Mas há outras contribuições musicais relevantes ligadas ao cinema de Diegues, canções que mantêm o vigor décadas depois de lançadas. A começar, criações sublimes ligadas à cultura afro-brasileira.

“Ganga Zumba”, de 1964, reúne peças instrumentais, com forte acento de percussão, de Moacir Santos, como “Coisa nº 5”. São de uma sofisticação incomum para a época e até hoje soam surpreendentes.

Dois anos depois, entrou em cartaz “A Grande Cidade”, que trazia canção de mesmo nome. É um samba com música de Zé Keti e letra do próprio Cacá Diegues. Moacir Santos voltava a trabalhar com o cineasta, mas desta vez como diretor musical.

Na década seguinte, a explosão rítmica de Ben Jor acompanhou a ascensão de Xica da Silva. A partir de então, seria difícil olhar para Zezé Motta sem se lembrar dos versos dessa canção.

Houve ainda “Quilombo”, filme de 1984 com diversas canções de Gilberto Gil criadas especialmente para o filme. São o caso de “Quilombo, o Eldorado Negro” e “Ganga Zumba – O Poder da Bugiganga”.

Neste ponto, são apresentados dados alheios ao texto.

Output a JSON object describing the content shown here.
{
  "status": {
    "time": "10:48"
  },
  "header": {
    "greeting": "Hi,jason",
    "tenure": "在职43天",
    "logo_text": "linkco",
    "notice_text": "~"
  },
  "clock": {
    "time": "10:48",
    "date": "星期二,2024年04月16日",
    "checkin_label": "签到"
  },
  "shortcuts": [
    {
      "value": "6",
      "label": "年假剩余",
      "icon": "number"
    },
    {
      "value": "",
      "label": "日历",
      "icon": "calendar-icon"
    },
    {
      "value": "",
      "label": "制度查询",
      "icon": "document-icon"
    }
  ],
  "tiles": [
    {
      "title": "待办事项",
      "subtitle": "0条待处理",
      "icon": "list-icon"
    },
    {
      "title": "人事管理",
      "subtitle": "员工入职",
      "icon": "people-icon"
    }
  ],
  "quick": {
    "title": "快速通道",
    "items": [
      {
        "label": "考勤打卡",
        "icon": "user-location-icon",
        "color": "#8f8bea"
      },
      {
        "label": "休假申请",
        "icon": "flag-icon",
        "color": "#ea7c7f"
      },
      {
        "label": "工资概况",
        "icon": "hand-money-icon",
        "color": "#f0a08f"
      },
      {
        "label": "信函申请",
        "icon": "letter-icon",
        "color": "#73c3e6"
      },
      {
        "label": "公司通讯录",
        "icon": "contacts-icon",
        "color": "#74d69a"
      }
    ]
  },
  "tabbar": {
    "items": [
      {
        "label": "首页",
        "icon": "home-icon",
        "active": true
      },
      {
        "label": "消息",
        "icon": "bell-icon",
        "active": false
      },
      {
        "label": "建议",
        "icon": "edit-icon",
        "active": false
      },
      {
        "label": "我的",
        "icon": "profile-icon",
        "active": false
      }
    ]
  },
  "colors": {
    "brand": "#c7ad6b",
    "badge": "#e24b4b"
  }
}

Com quatro filmes de três décadas diferentes, Diegues impulsionou o surgimento de músicas que têm ajudado a iluminar a cultura negra no país.

Sempre haverá alguém para chiar se Caetano Veloso não cantar “Luz do Tieta” em seus shows. Esse hit e outras músicas de Caetano foram compostas para “Tieta do Agreste”, de 1996. Em “Orfeu”, lançado três anos depois, retomaram a parceria. É de Caetano, entre outras, o samba “Enredo de Orfeu”.

Diante da polifonia de linguagens que compõem um filme, um diretor de cinema também atua como um maestro, a conduzir os acordes ao encontro das imagens. Nesse sentido, com olhos e ouvidos sensíveis, Diegues foi um dos melhores.